Rather incredibly, an interface of this shape is well known in category theory. It is called a monad, where the type constructor is a functor of the monad; the constructor is the unit of the monad; SelectMany is the bind of the monad; and ∅ and ∪ are the neutral element and addition, respectively. For the rest of us, they are just the signatures for methods defined on an abstract interface for collections.

This is no theoretical curiosity. We can play the same syntactic tricks that SQL does with relational algebra, but using monads instead. Such monad comprehensions have been recognized as a versatile query language by both functional programmers and database researchers.

For a large subset of coSQL queries, the shape of the query closely follows the shape of the data. Mathematics dictates that coSQL queries are performed using MapReduce.

Practical implementations of MapReduce usually slightly generalize Bird's lemma to use SelectMany instead of Select so that the map phase can return a collection instead of a single value, and insert an intermediate GroupBy as a way to "write" equivalence classes of values from the map phase into the key-value store for subsequent processing in the reduce phase, and then aggregate over each subcollection.

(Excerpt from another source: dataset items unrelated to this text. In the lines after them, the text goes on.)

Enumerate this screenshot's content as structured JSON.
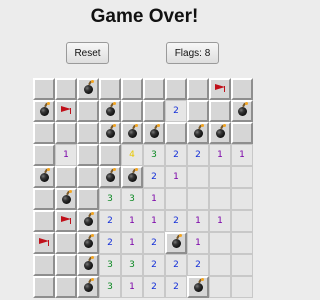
{
  "header": {
    "title": "Game Over!"
  },
  "controls": {
    "reset_label": "Reset",
    "flags_label": "Flags: 8"
  },
  "colors": {
    "1": "#7a00a8",
    "2": "#1530d8",
    "3": "#0e8a25",
    "4": "#e9c800"
  },
  "icons": {
    "mine": "bomb-icon",
    "flag": "flag-icon"
  },
  "board": {
    "rows": 10,
    "cols": 10,
    "cells": [
      [
        "C",
        "C",
        "M",
        "C",
        "C",
        "C",
        "C",
        "C",
        "F",
        "C"
      ],
      [
        "M",
        "F",
        "C",
        "M",
        "C",
        "C",
        "2",
        "C",
        "C",
        "M"
      ],
      [
        "C",
        "C",
        "C",
        "M",
        "M",
        "M",
        "C",
        "M",
        "M",
        "C"
      ],
      [
        "C",
        "1",
        "C",
        "C",
        "4",
        "3",
        "2",
        "2",
        "1",
        "1"
      ],
      [
        "M",
        "C",
        "C",
        "M",
        "M",
        "2",
        "1",
        "",
        "",
        ""
      ],
      [
        "C",
        "M",
        "C",
        "3",
        "3",
        "1",
        "",
        "",
        "",
        ""
      ],
      [
        "C",
        "F",
        "M",
        "2",
        "1",
        "1",
        "2",
        "1",
        "1",
        ""
      ],
      [
        "F",
        "C",
        "M",
        "2",
        "1",
        "2",
        "M",
        "1",
        "",
        ""
      ],
      [
        "C",
        "C",
        "M",
        "3",
        "3",
        "2",
        "2",
        "2",
        "",
        ""
      ],
      [
        "C",
        "C",
        "M",
        "3",
        "1",
        "2",
        "2",
        "M",
        "",
        ""
      ]
    ]
  }
}
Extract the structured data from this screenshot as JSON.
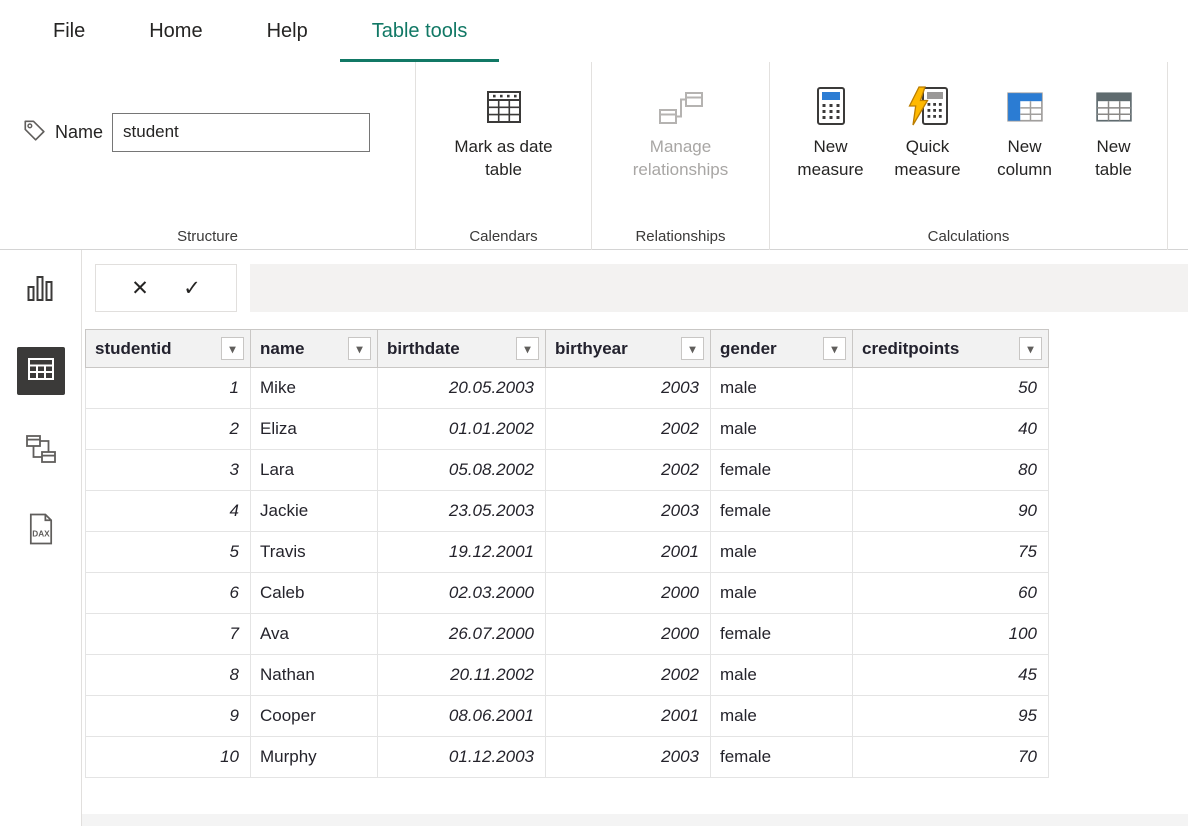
{
  "tabs": [
    {
      "label": "File",
      "active": false
    },
    {
      "label": "Home",
      "active": false
    },
    {
      "label": "Help",
      "active": false
    },
    {
      "label": "Table tools",
      "active": true
    }
  ],
  "ribbon": {
    "structure": {
      "group_label": "Structure",
      "name_label": "Name",
      "name_value": "student"
    },
    "calendars": {
      "group_label": "Calendars",
      "mark_as_date_table": "Mark as date table"
    },
    "relationships": {
      "group_label": "Relationships",
      "manage_relationships": "Manage relationships",
      "manage_relationships_disabled": true
    },
    "calculations": {
      "group_label": "Calculations",
      "new_measure": "New measure",
      "quick_measure": "Quick measure",
      "new_column": "New column",
      "new_table": "New table"
    }
  },
  "sidebar": {
    "views": [
      "report-view",
      "data-view",
      "model-view",
      "dax-query-view"
    ],
    "active_view": "data-view",
    "dax_label": "DAX"
  },
  "icons": {
    "cancel": "✕",
    "commit": "✓",
    "dropdown": "▾"
  },
  "colors": {
    "accent_teal": "#117865",
    "active_view_bg": "#3b3a39",
    "disabled_gray": "#a8a6a4",
    "header_bg": "#f2f2f2"
  },
  "table": {
    "columns": [
      {
        "label": "studentid",
        "type": "number"
      },
      {
        "label": "name",
        "type": "text"
      },
      {
        "label": "birthdate",
        "type": "date"
      },
      {
        "label": "birthyear",
        "type": "number"
      },
      {
        "label": "gender",
        "type": "text"
      },
      {
        "label": "creditpoints",
        "type": "number"
      }
    ],
    "rows": [
      [
        "1",
        "Mike",
        "20.05.2003",
        "2003",
        "male",
        "50"
      ],
      [
        "2",
        "Eliza",
        "01.01.2002",
        "2002",
        "male",
        "40"
      ],
      [
        "3",
        "Lara",
        "05.08.2002",
        "2002",
        "female",
        "80"
      ],
      [
        "4",
        "Jackie",
        "23.05.2003",
        "2003",
        "female",
        "90"
      ],
      [
        "5",
        "Travis",
        "19.12.2001",
        "2001",
        "male",
        "75"
      ],
      [
        "6",
        "Caleb",
        "02.03.2000",
        "2000",
        "male",
        "60"
      ],
      [
        "7",
        "Ava",
        "26.07.2000",
        "2000",
        "female",
        "100"
      ],
      [
        "8",
        "Nathan",
        "20.11.2002",
        "2002",
        "male",
        "45"
      ],
      [
        "9",
        "Cooper",
        "08.06.2001",
        "2001",
        "male",
        "95"
      ],
      [
        "10",
        "Murphy",
        "01.12.2003",
        "2003",
        "female",
        "70"
      ]
    ]
  }
}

In an open world where collections are distributed across the network, it is much harder for a query optimizer to perform a global optimization taking into account latency, errors, etc. Hence, most coSQL databases rely on explicit programmatic queries of a certain pattern such as MapReduce that can be executed reliably on the target physical machine configuration or cluster.

In contrast to common belief, the question of big versus small data is orthogonal to the question of SQL versus coSQL. While the coSQL model naturally supports extreme sharding, the fact that it does not require strong typing and normalization makes it attractive for "small" data as well. On the other hand, it is possible to scale SQL databases by careful partitioning.